IT Support Director Resume Storytelling Example

Without Storytelling

What was the problem and what were the challenges?

I was promoted to a director position leading a support organization. I had no experience running a support desk, and I didn’t know much about their operations. My exec leadership said, I would be able to figure it since I had already turned around projects and teams and taken on challenging initiatives.

The team was in such a bad shape they were suffocating, all the people around them (Account Exec, Product team, Deployment teams) had nothing good to say about them. They told me I have finally found something that I will fail on and it was a career killer. I didn’t react because I like finding things out on my own.

I was approached, knowing that it will kill my work life balance, because that team had 100 people and it was a director role, no one was willing to release me from my current position. I knew going in I was going to be thinly stretched. I wanted to see what I can do. It was an eye-opening experience.

What was produced and delivered? What was your role?

I created a services team that has an NPS of 65%, customers were full of praises, and we were able to control attrition on customers, sell more. My team became the model of how a support team should operate. Then the add on responsibility started, I took on Implementation team – this team took the customer from their contract signing time to go live and handoff to lifetime support.

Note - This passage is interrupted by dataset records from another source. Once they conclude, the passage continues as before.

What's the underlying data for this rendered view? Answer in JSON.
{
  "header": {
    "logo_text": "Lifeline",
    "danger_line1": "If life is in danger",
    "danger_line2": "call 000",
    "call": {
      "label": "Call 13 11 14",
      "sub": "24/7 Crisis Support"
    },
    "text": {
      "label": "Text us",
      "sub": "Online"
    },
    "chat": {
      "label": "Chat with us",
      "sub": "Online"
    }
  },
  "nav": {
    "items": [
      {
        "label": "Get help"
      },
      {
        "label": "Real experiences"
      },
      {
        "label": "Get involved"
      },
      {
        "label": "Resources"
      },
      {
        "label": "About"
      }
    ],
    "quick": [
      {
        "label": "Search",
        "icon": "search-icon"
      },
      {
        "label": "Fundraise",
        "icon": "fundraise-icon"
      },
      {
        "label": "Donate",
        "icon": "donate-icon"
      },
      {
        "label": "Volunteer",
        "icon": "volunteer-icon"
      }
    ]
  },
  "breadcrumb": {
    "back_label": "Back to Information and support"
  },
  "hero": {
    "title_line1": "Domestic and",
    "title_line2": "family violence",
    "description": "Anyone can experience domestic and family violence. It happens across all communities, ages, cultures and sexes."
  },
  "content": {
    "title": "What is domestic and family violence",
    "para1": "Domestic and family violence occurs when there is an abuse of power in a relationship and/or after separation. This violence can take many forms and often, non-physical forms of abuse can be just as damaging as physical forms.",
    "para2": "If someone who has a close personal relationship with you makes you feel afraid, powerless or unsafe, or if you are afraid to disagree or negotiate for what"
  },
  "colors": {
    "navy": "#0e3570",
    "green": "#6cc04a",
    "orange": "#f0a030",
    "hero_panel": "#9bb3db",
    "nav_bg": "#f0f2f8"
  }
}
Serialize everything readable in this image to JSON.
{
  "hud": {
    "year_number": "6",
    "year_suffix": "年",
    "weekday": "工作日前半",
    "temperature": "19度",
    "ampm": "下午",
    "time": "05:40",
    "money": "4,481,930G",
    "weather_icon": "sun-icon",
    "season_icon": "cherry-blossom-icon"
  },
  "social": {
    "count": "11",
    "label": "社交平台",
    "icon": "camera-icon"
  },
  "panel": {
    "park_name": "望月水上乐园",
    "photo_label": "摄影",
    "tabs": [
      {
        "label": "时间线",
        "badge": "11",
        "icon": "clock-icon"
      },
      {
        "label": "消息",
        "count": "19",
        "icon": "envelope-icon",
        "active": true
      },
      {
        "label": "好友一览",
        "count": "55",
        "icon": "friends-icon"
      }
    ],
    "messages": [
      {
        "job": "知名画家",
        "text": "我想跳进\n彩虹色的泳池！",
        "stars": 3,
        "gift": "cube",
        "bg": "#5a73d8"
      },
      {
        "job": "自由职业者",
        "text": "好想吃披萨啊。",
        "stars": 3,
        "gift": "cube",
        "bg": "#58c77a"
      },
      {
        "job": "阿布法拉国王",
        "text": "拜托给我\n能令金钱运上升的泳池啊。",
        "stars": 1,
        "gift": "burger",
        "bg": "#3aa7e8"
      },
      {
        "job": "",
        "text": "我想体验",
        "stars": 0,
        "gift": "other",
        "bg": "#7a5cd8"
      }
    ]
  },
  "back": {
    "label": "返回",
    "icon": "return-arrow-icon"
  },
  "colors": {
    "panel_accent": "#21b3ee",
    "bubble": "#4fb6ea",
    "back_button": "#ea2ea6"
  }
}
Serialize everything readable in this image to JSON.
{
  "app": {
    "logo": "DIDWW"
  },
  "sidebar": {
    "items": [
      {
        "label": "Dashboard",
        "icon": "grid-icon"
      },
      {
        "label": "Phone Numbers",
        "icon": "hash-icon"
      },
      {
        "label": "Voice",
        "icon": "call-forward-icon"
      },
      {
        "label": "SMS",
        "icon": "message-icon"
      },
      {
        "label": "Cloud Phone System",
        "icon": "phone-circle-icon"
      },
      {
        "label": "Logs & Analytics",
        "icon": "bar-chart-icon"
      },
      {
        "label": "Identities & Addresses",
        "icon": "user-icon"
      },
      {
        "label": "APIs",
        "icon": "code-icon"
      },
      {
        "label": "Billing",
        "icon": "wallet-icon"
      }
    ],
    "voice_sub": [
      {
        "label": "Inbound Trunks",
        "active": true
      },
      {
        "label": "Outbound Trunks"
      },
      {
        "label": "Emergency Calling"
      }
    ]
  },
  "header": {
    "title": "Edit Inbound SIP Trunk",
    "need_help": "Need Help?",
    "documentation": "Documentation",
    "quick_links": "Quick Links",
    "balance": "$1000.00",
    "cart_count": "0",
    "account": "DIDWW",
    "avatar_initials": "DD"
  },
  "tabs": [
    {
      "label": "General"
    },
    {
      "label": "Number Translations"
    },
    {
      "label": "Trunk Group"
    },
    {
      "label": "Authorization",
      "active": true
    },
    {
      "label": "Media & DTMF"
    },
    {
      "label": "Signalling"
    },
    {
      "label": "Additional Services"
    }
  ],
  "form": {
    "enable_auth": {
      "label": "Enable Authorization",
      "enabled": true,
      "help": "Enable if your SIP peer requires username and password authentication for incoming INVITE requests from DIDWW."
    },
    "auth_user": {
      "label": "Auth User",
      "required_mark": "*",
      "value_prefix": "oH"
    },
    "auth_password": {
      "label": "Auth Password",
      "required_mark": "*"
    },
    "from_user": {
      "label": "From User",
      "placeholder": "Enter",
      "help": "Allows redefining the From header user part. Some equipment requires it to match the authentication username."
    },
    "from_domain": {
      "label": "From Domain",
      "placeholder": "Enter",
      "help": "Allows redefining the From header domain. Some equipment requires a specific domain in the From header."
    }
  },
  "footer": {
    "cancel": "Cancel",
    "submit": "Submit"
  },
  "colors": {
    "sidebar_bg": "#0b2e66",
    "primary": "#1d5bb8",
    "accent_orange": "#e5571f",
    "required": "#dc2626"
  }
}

Who got value from the solution?

Today, there are next to no customer complaints, praises and all this in 9 months of me taking over. It took me 3 months to get the team to where I want them to be and then we showed 6 months consistency.

What went well and why?

Because the 3 months we moved fast towards bettering ourselves, we were commented on by saying they are just closing cases to look good in terms of numbers. When their own customers started giving us Kudo’s that is when things worked. It was an exciting but very exhausting journey. Our turnover rate on employees after I took over is 8%, again unheard of in the services industry.

What went wrong and how was it handled?

I had to redefine roles and responsibilities so that all of the areas were adequately covered. There were 2 support team members who were already struggling in their positions couldn’t make the change to new responsibilities. They had to be let go.

Revised Version With Storytelling

The real story is that my client led an extraordinary effort with transformational impacts. We needed an easy way to show the progression of results and including a table showcased this. The resume was easy to scan, the results were easy to understand, and the story was dramatic.


Transitioned from Senior Management of an engineering team to a Director position in an Enterprise Services organization. Promoted based on a strong customer focus and the ability to make huge impacts within short time frames, as well as the ability to gain the full commitment of key stakeholders and every member of his team.

  • Took on an additional organization, at the Director level, to provide leadership, vision, and purpose for a very troubled support group, within a newly consolidated Support Organization. Turned around the 100-member organization, creating a strong team culture, while still maintaining other responsibilities.
Before:
  • Negative comments company-wide (Account Exec. product team, deployment teams).
  • Long-standing management issues and a struggling team.
Within 3 months:
  • Rapidly improved the customer experience and stabilized the support model.
Within 9 months:
  • Drove satisfaction scores with a Net Promoter Score (NPS) of 65%, a major task.
  • Significant reduction in complaints, with praises and customer kudos all around.
  • Reduced turnover rate to 8%, unheard of in the services industry
Within 12 months:
  • The company significantly reduced customer attrition and sold more. My team became the model of how a support team should operate within the organization.